Ab Mitte des 17. Jahrhunderts veränderte sich die Situation der Juden in Europa grundlegend. Das Themenfeld «Wege in die Neuzeit und das Wagnis der Moderne» beleuchtet ganz unterschiedliche Aspekte dieser Entwicklung im Aargau. Eine Spurensuche in den ehemaligen Schweizer «Judendörfern» geht Orten und Bauten nach, die für die Surbtaler Juden und Jüdinnen von Bedeutung waren. Es sind Bauten, die auf dem Kulturweg besucht werden können – außer der Mazzebäckerei in Lengnau: das Gebäude wurde abgerissen. Im Beitrag «Zurzacher Messen im Gerede. Der alte Marktort als Stoff neuer Legenden und Prozesse» werden literarische Motive einer jüdischen Heiligenlegende aus dem 19. Jahrhundert, die sich verselbständigt haben, historisch verortet.

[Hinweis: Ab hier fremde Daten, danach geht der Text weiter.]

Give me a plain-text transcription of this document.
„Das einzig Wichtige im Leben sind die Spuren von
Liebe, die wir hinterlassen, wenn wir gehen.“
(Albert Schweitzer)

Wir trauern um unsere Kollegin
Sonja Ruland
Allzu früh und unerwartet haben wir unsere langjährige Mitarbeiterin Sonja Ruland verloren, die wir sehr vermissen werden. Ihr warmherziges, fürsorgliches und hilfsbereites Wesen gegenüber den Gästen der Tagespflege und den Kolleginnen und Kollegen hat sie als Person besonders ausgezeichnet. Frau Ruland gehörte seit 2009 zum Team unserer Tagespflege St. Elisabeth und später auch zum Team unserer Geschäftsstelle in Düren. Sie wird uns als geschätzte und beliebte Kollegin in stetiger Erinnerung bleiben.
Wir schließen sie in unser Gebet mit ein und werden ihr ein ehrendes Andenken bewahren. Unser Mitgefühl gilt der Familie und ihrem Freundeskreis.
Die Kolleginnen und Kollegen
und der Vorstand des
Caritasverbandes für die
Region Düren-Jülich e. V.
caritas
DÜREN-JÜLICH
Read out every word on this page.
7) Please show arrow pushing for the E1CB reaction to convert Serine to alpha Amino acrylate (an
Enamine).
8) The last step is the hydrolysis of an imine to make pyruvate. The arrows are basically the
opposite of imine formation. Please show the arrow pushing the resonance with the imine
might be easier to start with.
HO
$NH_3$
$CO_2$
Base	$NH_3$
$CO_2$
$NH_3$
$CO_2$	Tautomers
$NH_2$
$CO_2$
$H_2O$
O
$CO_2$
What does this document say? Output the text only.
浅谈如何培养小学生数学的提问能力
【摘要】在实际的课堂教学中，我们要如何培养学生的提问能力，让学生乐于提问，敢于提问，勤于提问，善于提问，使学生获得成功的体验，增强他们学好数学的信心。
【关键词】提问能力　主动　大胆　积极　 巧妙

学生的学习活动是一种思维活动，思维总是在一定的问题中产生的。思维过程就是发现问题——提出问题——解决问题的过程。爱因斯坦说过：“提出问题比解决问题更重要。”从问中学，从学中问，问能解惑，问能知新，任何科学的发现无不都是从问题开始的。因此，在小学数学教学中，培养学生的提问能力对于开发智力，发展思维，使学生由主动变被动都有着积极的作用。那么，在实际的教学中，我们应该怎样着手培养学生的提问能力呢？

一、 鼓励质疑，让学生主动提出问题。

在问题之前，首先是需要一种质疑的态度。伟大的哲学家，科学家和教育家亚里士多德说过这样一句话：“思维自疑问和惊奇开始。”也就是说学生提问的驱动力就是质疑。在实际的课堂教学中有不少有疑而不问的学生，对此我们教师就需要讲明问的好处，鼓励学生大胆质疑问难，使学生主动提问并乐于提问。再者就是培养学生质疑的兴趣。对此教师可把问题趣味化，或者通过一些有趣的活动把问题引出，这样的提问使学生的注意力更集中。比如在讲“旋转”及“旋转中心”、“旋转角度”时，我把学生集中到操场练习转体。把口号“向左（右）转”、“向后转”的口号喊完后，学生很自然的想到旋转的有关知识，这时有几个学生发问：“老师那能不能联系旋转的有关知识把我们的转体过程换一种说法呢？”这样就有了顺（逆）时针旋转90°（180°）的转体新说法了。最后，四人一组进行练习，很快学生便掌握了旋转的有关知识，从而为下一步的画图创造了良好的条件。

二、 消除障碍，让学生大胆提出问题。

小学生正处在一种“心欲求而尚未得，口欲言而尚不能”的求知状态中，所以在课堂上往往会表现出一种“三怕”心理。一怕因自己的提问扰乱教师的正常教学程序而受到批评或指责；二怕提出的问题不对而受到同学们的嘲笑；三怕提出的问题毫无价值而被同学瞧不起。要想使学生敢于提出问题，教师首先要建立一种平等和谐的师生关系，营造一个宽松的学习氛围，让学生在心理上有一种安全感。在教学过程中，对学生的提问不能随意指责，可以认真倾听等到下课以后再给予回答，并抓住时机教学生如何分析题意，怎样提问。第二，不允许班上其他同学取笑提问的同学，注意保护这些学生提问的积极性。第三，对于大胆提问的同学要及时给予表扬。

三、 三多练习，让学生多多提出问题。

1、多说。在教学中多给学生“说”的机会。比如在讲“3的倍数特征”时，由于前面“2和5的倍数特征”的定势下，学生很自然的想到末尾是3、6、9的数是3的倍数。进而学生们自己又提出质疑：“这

Ein Überblick über die Geschichte der Surbtaler Juden und ihr Umfeld vom 17. Jahrhundert bis zu den Anfängen des Kantons Aargau, der unter dem Titel «Konfessionalismus und Konvivenz» vorliegt, musste mit verschiedenen Schwierigkeiten zurechtkommen. Zur Knappheit der Quellen kommt der Umstand, dass vor 1803 das Gebiet des heutigen Kantons Aargau in unterschiedliche politische Territorien unterteilt war, die – wie die Herrschaften, denen sie unterstanden – variierten. Das spielte für die dort ansässigen Juden eine wichtige Rolle.
Die Übergangsperiode von Ancien Régime, Helvetischer Republik, napoleonischer Mediation und konservativer Restauration in bezug auf die jüdische Bevölkerung wird anhand der Vita von Wolf Dreyfuss, Financier der Helvetischen Republik, dargestellt. In der Helvetischen Republik wurden den Juden noch keine Bürgerrechte verliehen, zu wirksam waren die über Jahrhunderte eingeübten Stereotype. So steht der Beitrag über den steinigen Weg zur Gleichstellung der Schweizer Juden denn auch unter dem Titel «Emanzipation als ‹sittliche Verbesserung›». Erst bilaterale Handelsverträge führten zur rechtlichen Emanzipation; die gesellschaftliche Anerkennung stand damit aber erst am Anfang. Wie in jüdischen Landgemeinden Modernisierung rezipiert wurde, zeigt eine biographische Skizze des reformorientierten Endingener Lehrers Marcus Getsch Dreifuss. Ein weiterer Beitrag zeigt, wie Augustin Keller als Befürworter der rechtlichen Gleichstellung der Juden vom Berner Universitätsprofessor Moritz Lazarus unterstützt wurde.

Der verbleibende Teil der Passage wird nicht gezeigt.